Ci sono problemi sulla strada dell'approvazione della legge per la cittadinanza ai bambini figli di stranieri nati in Italia o qui da lungo tempo. L'hanno chiamato Ius soli. In realtà è il nome dato dagli avversari al provvedimento, che lo considerano un'apertura indiscriminata a stranieri che invaderanno l'Italia.
La stampa e il dibattito politico hanno, erroneamente, accettato di parlare di lus soli. Credo sia corretto, invece, chiamarlo lus culturae, perché riguarda i nati in Italia, figli di stranieri, o quelli arrivati con i genitori prima dei 12 anni: questi possono diventare cittadini dopo aver compiuto con profitto un ciclo di studi di cinque anni o un corso professionale. Gli studi, cioè la cultura, sono un passaggio decisivo per diventare italiani e integrarsi nella società. Si parla anche di Ius soli temperato, che concede la cittadinanza ai nati in Italia o ai figli di genitori con permesso di soggiorno permanente o di lungo periodo. In questa prospettiva, nessuno diventa cittadino italiano solo perché partorito sul suolo della Repubblica. La cittadinanza si acquista identificandosi nell'identità italiana, fin da bambini.

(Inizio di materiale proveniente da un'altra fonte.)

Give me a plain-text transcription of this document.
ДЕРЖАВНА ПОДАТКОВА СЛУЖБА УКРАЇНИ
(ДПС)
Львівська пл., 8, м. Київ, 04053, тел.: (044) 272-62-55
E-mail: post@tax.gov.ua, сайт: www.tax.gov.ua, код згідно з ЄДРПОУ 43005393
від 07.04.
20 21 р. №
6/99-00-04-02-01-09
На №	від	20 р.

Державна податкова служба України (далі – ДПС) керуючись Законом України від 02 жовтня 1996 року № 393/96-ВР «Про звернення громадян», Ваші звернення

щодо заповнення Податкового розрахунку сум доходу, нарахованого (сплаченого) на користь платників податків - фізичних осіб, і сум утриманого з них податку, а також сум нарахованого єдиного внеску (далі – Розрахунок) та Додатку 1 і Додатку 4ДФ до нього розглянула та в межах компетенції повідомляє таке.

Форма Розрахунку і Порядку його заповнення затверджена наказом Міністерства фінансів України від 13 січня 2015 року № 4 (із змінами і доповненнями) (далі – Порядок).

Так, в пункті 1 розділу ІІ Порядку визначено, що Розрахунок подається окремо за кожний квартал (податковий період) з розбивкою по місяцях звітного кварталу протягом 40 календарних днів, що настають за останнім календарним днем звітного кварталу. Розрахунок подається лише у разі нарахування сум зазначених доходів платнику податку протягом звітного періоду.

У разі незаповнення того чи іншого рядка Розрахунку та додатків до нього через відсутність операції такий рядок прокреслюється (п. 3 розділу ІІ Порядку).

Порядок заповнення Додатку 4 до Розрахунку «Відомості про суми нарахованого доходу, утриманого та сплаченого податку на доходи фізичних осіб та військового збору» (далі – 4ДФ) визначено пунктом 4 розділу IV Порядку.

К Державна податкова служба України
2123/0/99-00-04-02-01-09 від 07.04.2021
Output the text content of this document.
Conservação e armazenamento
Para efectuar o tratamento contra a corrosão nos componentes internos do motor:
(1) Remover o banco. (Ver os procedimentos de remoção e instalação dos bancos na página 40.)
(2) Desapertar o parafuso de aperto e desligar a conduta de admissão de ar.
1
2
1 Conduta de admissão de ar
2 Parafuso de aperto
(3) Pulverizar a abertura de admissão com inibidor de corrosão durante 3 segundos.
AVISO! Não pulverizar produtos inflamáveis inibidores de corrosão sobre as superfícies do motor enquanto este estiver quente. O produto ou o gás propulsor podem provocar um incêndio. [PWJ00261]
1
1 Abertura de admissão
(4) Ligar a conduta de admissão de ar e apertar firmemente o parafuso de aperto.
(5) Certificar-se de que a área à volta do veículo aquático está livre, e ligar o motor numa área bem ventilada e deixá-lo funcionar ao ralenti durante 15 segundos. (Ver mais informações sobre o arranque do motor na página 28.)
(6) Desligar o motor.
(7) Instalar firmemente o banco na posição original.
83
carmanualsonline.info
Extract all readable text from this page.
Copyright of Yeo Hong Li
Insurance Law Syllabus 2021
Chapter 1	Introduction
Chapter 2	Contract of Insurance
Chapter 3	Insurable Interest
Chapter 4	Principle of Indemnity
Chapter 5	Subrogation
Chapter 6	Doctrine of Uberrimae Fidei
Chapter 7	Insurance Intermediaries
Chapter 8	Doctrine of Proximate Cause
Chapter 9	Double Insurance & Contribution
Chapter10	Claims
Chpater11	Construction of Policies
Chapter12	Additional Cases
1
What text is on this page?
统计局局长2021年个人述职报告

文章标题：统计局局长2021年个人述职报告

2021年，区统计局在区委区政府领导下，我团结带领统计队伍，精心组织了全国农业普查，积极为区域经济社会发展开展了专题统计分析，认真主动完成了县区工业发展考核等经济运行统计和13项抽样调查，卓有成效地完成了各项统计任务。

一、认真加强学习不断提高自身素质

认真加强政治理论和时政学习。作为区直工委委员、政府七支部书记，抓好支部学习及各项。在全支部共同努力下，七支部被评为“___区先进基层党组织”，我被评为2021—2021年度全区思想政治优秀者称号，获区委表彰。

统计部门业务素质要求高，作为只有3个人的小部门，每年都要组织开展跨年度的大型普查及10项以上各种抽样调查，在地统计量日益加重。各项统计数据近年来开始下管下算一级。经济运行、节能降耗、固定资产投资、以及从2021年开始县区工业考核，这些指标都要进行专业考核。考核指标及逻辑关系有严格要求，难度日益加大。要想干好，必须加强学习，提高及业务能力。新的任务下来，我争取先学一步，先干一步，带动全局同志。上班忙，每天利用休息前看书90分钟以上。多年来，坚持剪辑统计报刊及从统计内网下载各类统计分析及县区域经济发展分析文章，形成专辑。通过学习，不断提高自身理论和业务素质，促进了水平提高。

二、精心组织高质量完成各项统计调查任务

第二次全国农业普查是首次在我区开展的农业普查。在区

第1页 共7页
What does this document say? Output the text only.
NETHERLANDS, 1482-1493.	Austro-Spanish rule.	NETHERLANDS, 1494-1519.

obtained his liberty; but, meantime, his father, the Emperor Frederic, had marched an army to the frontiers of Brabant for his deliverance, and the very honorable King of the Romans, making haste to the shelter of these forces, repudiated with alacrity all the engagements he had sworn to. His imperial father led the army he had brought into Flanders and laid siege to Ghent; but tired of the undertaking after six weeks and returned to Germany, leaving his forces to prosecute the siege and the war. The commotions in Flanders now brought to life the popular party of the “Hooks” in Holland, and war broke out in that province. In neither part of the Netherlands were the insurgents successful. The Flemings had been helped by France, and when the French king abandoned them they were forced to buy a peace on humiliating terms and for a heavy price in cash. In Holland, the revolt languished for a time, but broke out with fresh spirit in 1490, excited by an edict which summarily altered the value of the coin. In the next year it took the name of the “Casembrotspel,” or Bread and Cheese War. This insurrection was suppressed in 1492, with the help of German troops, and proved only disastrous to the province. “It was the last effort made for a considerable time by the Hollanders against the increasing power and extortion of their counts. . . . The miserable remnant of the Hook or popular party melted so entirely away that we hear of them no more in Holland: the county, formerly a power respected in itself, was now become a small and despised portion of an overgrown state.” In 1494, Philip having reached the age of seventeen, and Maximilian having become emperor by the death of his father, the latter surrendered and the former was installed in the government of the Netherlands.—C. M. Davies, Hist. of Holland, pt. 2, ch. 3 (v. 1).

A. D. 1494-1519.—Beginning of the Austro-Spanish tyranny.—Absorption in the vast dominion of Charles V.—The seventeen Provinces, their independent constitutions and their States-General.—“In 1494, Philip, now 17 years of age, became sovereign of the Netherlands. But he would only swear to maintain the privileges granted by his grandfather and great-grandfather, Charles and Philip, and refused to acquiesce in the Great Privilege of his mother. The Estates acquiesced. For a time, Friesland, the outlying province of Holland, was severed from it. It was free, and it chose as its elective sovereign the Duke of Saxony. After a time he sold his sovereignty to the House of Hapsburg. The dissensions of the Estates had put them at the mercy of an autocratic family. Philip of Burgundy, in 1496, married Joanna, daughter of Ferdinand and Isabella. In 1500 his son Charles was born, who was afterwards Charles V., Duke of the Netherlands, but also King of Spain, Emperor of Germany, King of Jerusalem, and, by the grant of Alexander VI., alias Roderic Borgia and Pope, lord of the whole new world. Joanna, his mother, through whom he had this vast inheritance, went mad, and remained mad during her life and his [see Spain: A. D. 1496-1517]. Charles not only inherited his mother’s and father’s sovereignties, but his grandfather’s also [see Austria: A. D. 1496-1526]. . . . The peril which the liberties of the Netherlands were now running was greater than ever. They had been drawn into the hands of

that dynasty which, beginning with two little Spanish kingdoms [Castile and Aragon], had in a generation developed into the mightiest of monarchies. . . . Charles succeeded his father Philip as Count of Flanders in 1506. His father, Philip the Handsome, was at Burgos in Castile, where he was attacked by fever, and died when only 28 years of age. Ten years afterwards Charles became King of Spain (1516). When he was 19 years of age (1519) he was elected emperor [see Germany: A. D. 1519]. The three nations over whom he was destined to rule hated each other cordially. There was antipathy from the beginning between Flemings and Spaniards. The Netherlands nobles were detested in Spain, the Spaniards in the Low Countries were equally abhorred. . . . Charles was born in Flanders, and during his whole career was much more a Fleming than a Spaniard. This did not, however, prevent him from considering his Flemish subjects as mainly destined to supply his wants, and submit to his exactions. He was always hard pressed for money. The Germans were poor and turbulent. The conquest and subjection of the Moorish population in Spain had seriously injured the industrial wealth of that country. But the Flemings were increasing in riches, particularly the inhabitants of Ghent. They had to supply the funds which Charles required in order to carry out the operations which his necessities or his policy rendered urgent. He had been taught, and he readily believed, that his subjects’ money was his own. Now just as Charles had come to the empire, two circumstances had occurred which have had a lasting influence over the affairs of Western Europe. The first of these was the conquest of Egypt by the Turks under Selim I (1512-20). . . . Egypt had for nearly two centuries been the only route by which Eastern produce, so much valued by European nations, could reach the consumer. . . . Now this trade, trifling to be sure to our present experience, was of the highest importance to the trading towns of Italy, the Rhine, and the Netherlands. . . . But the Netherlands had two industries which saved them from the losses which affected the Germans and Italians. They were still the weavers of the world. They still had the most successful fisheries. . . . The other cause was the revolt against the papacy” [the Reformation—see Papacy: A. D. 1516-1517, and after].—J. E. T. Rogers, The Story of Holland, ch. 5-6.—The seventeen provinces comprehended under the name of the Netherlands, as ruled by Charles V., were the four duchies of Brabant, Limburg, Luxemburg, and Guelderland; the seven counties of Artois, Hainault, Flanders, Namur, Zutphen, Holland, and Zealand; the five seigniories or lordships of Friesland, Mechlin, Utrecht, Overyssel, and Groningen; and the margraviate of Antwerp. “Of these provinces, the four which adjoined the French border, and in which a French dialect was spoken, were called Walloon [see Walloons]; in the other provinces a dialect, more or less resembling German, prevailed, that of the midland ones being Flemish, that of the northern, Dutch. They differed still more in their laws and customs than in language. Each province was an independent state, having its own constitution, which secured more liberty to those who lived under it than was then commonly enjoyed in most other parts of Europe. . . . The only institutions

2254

Il problema è semplice: vogliamo riconoscere la cittadinanza ai bambini che crescono con i nostri figli e che pensano il loro futuro nel nostro Paese? Rifiutarla significa volere per loro una vita "separata" dagli italiani. Quindi, una ghettizzazione. Non si capisce perché l'Italia, che ha seri problemi demografici, si debba privare di gente che vive con noi, parla italiano e si pensa qui per sempre. Vuol dire che c'interessano solo le "braccia" dei migranti e non la loro vita. Alcuni affermano che significherebbe l'inizio dell'islamizzazione dell'Italia. Ma più della metà degli "stranieri" sono cristiani, non musulmani. Questo non solo è sbagliato, ma pericoloso.
Si deve invece lavorare sull'integrazione con molta decisione. L'Italia è un Paese con la sua storia e la sua identità: per inserirsi qui è necessario condividerne la cultura e rispettarne le leggi. C'è spazio per chi accetta di condividere la nostra storia e il nostro futuro. C'è bisogno di nuovi italiani. La ripresa economica porrà in breve il problema di nuovi lavoratori. Nonostante l'apporto dei migranti, il numero dei decessi ha superato quello delle nascite, mentre la popolazione invecchia. Bisogna pensare un futuro dell'Italia, in continuità con la sua storia, ma come una nazione "più larga". Il passaggio della cittadinanza ai bambini è decisivo in questa prospettiva. Si deve strapparlo alla strumentalità delle polemiche politiche. Qui si gioca il futuro di tanti bambini. E anche quello del nostro Paese.